AB 1291 — Ticket sellers: proof of purchase

Author: Lee | Introduced: Feb 21, 2025
Status: In committee; hearing postponed (last action: 2025-05-23)

Purpose / Intent

AB 1291 (as amended) creates the "Fair Ticketing Practices Act" to strengthen consumer protections in primary and secondary ticket sales by (1) requiring immediate electronic proof of purchase at the time of sale, (2) ensuring venues honor that proof when a purchaser cannot access the ticket, (3) requiring timely electronic ticket delivery by primary sellers, and (4) expanding refund and disclosure obligations.

Key provisions

  • New chapter added to Business & Professions Code (Chapter 21.2; Sections beginning with 22513).
  • Definitions: establishes terms including “consumer,” “entertainment event,” “entertainment venue,” “proof of purchase” (electronic receipt that can be downloaded/saved and contains a unique identifier), “ticket seller” (includes primary contractors, secondary sellers, online marketplaces), and “venue operator.”
  • Proof of purchase:
    • Ticket seller must immediately deliver an electronic proof of purchase to the consumer at the time of sale.
    • A venue operator must accept that proof in lieu of the ticket if: (1) the consumer cannot access the ticket, (2) the proof is legitimate, (3) it links to a ticket for the event, and (4) the linked ticket has not already been used for admission.
  • Refunds:
    • Requires seller to fully refund the ticket price within 30 days after the event if the ticket is counterfeit, does not allow entry, fails to conform to the seller’s description, or was not delivered before the event (subject to specified exceptions).
  • Primary contractor obligations (notwithstanding an existing exemption):
    • For electronically delivered tickets, primary contractors (or their contracted sellers) must deliver the electronic ticket within 24 hours of purchase; if purchased less than 24 hours before the event, deliver “as soon as reasonably possible.”
    • Must clearly and conspicuously disclose, at web site, box office, and other original distribution points: total number of days reserved for the event at a venue, total number of tickets for sale during any public sale or presale, and ticket prices (as specified).
  • Enforcement and penalties:
    • Civil penalty up to $2,500 per violation. Each ticket sold without a proof or each proof not honored counts as a separate violation.
    • Enforcement actions may be brought by the Attorney General, district attorneys, county/city counsel, or city prosecutors. Prevailing public prosecutors may recover costs and attorney fees.
  • Fiscal note: Bill expands scope of existing crimes and is a state‑mandated local program; bill text states no state reimbursement required for specified reasons.

Who is affected

  • Consumers: increased protections when tickets are lost, inaccessible, counterfeit, or misdescribed.
  • Ticket sellers and primary contractors: operational requirements to immediately provide proofs of purchase, timely electronic ticket delivery, and expanded disclosure obligations.
  • Venue operators: obligation to honor valid proofs of purchase under specified conditions.
  • Online marketplaces and secondary sellers are explicitly included.

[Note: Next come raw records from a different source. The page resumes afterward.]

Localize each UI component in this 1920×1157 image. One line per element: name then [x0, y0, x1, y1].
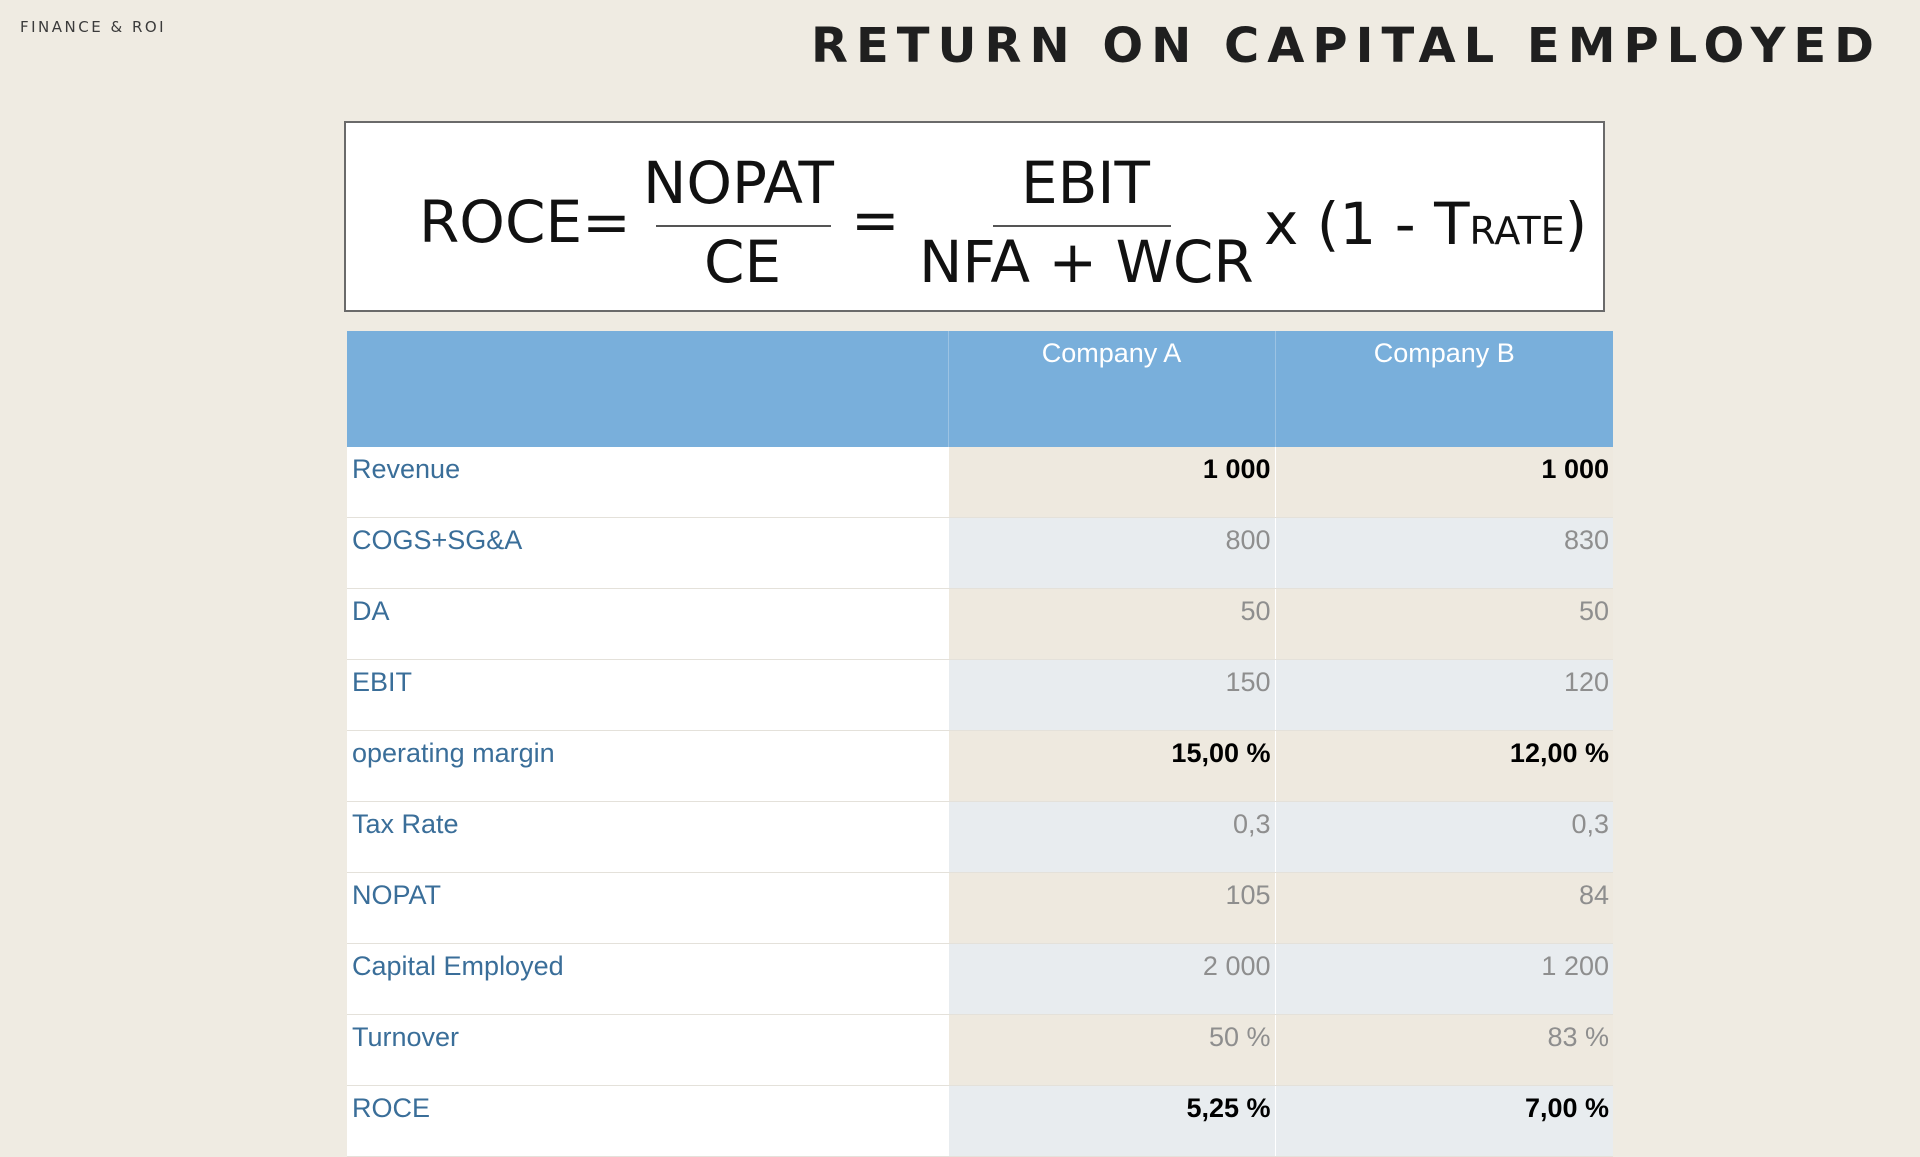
company-a-value: 5,25 % [947, 1085, 1275, 1157]
table-row: Turnover 50 % 83 % [347, 1014, 1613, 1086]
company-a-value: 0,3 [947, 801, 1275, 873]
formula-denominator-ce: CE [704, 228, 782, 296]
formula-numerator-nopat: NOPAT [643, 149, 834, 217]
section-label: FINANCE & ROI [20, 18, 167, 36]
table-row: NOPAT 105 84 [347, 872, 1613, 944]
company-b-value: 83 % [1274, 1014, 1613, 1086]
header-company-b: Company B [1274, 331, 1613, 447]
row-label: Tax Rate [347, 801, 948, 873]
table-header-row: Company A Company B [347, 331, 1613, 447]
row-label: EBIT [347, 659, 948, 731]
row-label: Revenue [347, 447, 948, 518]
multiplier-prefix: x (1 - T [1264, 190, 1470, 258]
formula-numerator-ebit: EBIT [1021, 149, 1150, 217]
fraction-bar-2 [993, 225, 1171, 227]
company-a-value: 2 000 [947, 943, 1275, 1015]
row-label: ROCE [347, 1085, 948, 1157]
header-company-a: Company A [947, 331, 1275, 447]
company-a-value: 150 [947, 659, 1275, 731]
multiplier-suffix: ) [1564, 190, 1588, 258]
company-b-value: 7,00 % [1274, 1085, 1613, 1157]
row-label: NOPAT [347, 872, 948, 944]
row-label: Capital Employed [347, 943, 948, 1015]
company-b-value: 84 [1274, 872, 1613, 944]
company-b-value: 50 [1274, 588, 1613, 660]
formula-denominator-nfa-wcr: NFA + WCR [919, 228, 1254, 296]
company-a-value: 50 % [947, 1014, 1275, 1086]
row-label: DA [347, 588, 948, 660]
table-row: COGS+SG&A 800 830 [347, 517, 1613, 589]
row-label: Turnover [347, 1014, 948, 1086]
fraction-bar-1 [656, 225, 831, 227]
table-row: Revenue 1 000 1 000 [347, 447, 1613, 518]
company-b-value: 0,3 [1274, 801, 1613, 873]
table-row: operating margin 15,00 % 12,00 % [347, 730, 1613, 802]
table-row: Capital Employed 2 000 1 200 [347, 943, 1613, 1015]
company-b-value: 12,00 % [1274, 730, 1613, 802]
table-row: EBIT 150 120 [347, 659, 1613, 731]
table-row: DA 50 50 [347, 588, 1613, 660]
roce-comparison-table: Company A Company B Revenue 1 000 1 000 COG… [347, 331, 1613, 1157]
table-body: Revenue 1 000 1 000 COGS+SG&A 800 830 DA 50 50 EB… [347, 447, 1613, 1157]
table-row: ROCE 5,25 % 7,00 % [347, 1085, 1613, 1157]
formula-lhs: ROCE= [419, 188, 631, 256]
company-b-value: 120 [1274, 659, 1613, 731]
company-a-value: 105 [947, 872, 1275, 944]
company-a-value: 15,00 % [947, 730, 1275, 802]
company-b-value: 830 [1274, 517, 1613, 589]
slide-title: RETURN ON CAPITAL EMPLOYED [811, 18, 1882, 74]
company-a-value: 50 [947, 588, 1275, 660]
header-empty-cell [347, 331, 948, 447]
row-label: COGS+SG&A [347, 517, 948, 589]
table-row: Tax Rate 0,3 0,3 [347, 801, 1613, 873]
roce-formula-box: ROCE= NOPAT CE = EBIT NFA + WCR x (1 - T… [344, 121, 1605, 312]
company-a-value: 800 [947, 517, 1275, 589]
formula-equals: = [851, 186, 900, 254]
company-b-value: 1 200 [1274, 943, 1613, 1015]
multiplier-subscript: RATE [1469, 209, 1565, 253]
company-a-value: 1 000 [947, 447, 1275, 518]
formula-tax-multiplier: x (1 - TRATE) [1264, 195, 1587, 253]
row-label: operating margin [347, 730, 948, 802]
company-b-value: 1 000 [1274, 447, 1613, 518]
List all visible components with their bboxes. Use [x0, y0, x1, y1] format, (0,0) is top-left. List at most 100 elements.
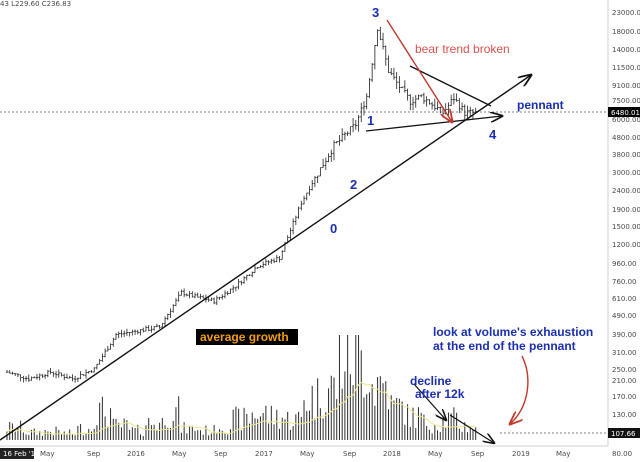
time-tick: Sep	[471, 450, 485, 458]
time-tick: 16 Feb '15	[3, 450, 40, 458]
volume-ma-line	[6, 382, 476, 435]
price-bar	[291, 218, 295, 235]
price-tick: 310.00	[612, 349, 637, 357]
price-tick: 3800.00	[612, 151, 640, 159]
price-bar	[35, 373, 39, 380]
wave-label-1: 1	[367, 113, 374, 128]
wave-label-4: 4	[489, 127, 497, 142]
price-bar	[27, 374, 30, 382]
price-bar	[73, 375, 77, 383]
price-bar	[177, 291, 180, 302]
price-bar	[199, 293, 202, 300]
price-tick: 210.00	[612, 377, 637, 385]
price-bar	[357, 114, 360, 132]
price-bar	[166, 313, 169, 321]
price-bar	[469, 106, 472, 117]
price-bar	[147, 325, 150, 332]
price-bar	[188, 291, 191, 299]
time-tick: May	[172, 450, 186, 458]
price-bar	[114, 332, 118, 340]
price-bar	[103, 348, 107, 358]
price-bar	[346, 131, 349, 137]
price-tick: 250.00	[612, 366, 637, 374]
price-bar	[117, 331, 120, 339]
price-bar	[390, 68, 393, 76]
price-bar	[403, 80, 407, 93]
price-bar	[248, 274, 251, 276]
price-bar	[237, 278, 240, 290]
price-bar	[425, 96, 428, 107]
price-bar	[215, 295, 219, 306]
price-bar	[316, 175, 319, 183]
price-bar	[150, 325, 153, 333]
wave-label-3: 3	[372, 5, 379, 20]
price-bar	[180, 289, 183, 296]
price-bar	[327, 153, 330, 163]
price-bar	[278, 255, 281, 263]
volume-layer	[6, 335, 477, 440]
price-bar	[409, 94, 412, 111]
price-bar	[335, 141, 338, 144]
price-bar	[196, 292, 199, 298]
price-bar	[240, 280, 243, 286]
price-bar	[305, 192, 308, 201]
price-bar	[370, 63, 374, 82]
price-tick: 7500.00	[612, 97, 640, 105]
price-bar	[33, 376, 36, 379]
price-bar	[136, 329, 139, 335]
decline-label-line2: after 12k	[415, 387, 465, 401]
price-bar	[174, 298, 178, 307]
time-tick: Sep	[214, 450, 228, 458]
price-bar	[71, 374, 74, 382]
bear-trend-arrow	[386, 19, 452, 122]
price-tick: 1900.00	[612, 206, 640, 214]
decline-label-line1: decline	[410, 374, 452, 388]
price-bar	[163, 316, 167, 328]
price-bar	[223, 290, 227, 299]
price-bar	[212, 297, 216, 305]
decline-arrow-2	[449, 414, 494, 443]
pennant-upper-line	[409, 65, 492, 107]
price-bar	[414, 95, 417, 108]
time-tick: 2017	[255, 450, 273, 458]
price-bar	[387, 55, 390, 74]
price-bar	[19, 374, 22, 382]
price-bar	[400, 86, 404, 89]
price-bar	[234, 286, 238, 292]
price-bar	[13, 373, 17, 377]
price-bar	[106, 345, 110, 352]
time-tick: May	[40, 450, 54, 458]
price-bar	[439, 106, 442, 114]
price-bar	[172, 304, 175, 313]
price-bar	[259, 265, 262, 268]
price-bar	[275, 255, 278, 263]
volume-note-line1: look at volume's exhaustion	[433, 325, 593, 339]
price-bar	[128, 332, 131, 337]
pennant-lower-line	[365, 116, 502, 132]
volume-note-line2: at the end of the pennant	[433, 339, 576, 353]
price-bar	[398, 76, 401, 93]
price-bar	[169, 308, 172, 318]
price-bar	[308, 185, 311, 196]
price-bar	[221, 294, 224, 300]
price-tick: 4800.00	[612, 134, 640, 142]
header-fragment: 43 L229.60 C236.83	[0, 0, 71, 8]
price-bar	[109, 343, 112, 350]
price-tick: 960.00	[612, 260, 637, 268]
price-tick: 23000.00	[612, 9, 640, 17]
price-bar	[264, 258, 268, 267]
price-bar	[324, 157, 328, 171]
time-tick: May	[428, 450, 442, 458]
price-bar	[354, 119, 357, 130]
price-tick: 130.00	[612, 411, 637, 419]
price-bar	[300, 200, 303, 211]
price-tick: 1500.00	[612, 223, 640, 231]
price-bar	[120, 329, 123, 338]
price-bar	[68, 375, 71, 379]
price-bar	[133, 329, 137, 335]
price-bar	[193, 292, 197, 299]
price-bar	[185, 293, 189, 297]
price-bar	[158, 325, 161, 329]
price-bar	[38, 373, 41, 381]
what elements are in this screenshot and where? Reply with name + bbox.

Procedural / timeline notes

  • Referred to multiple Assembly committees (Arts, Entertainment, Sports & Tourism; Privacy & Consumer Protection; Judiciary; Appropriations).
  • Amended in committee and on Assembly floor; re-referred several times.
  • Latest legislative action: hearing postponed in committee on May 23, 2025. The bill remains under committee consideration (Appropriations suspense file noted on 2025-05-14).

Potential impacts (practical)

  • Likely reduces admission denials due to delivery failures and gives consumers a recoverable remedy when tickets are counterfeit or misdelivered.
  • Imposes compliance and disclosure costs on primary sellers, venue operators, and marketplaces (systems to generate unique, downloadable proofs and timely delivery).
  • May affect how presales, inventory counts, and pricing disclosures are managed publicly.

Compiled from official sources — confirm details with the bill’s official record.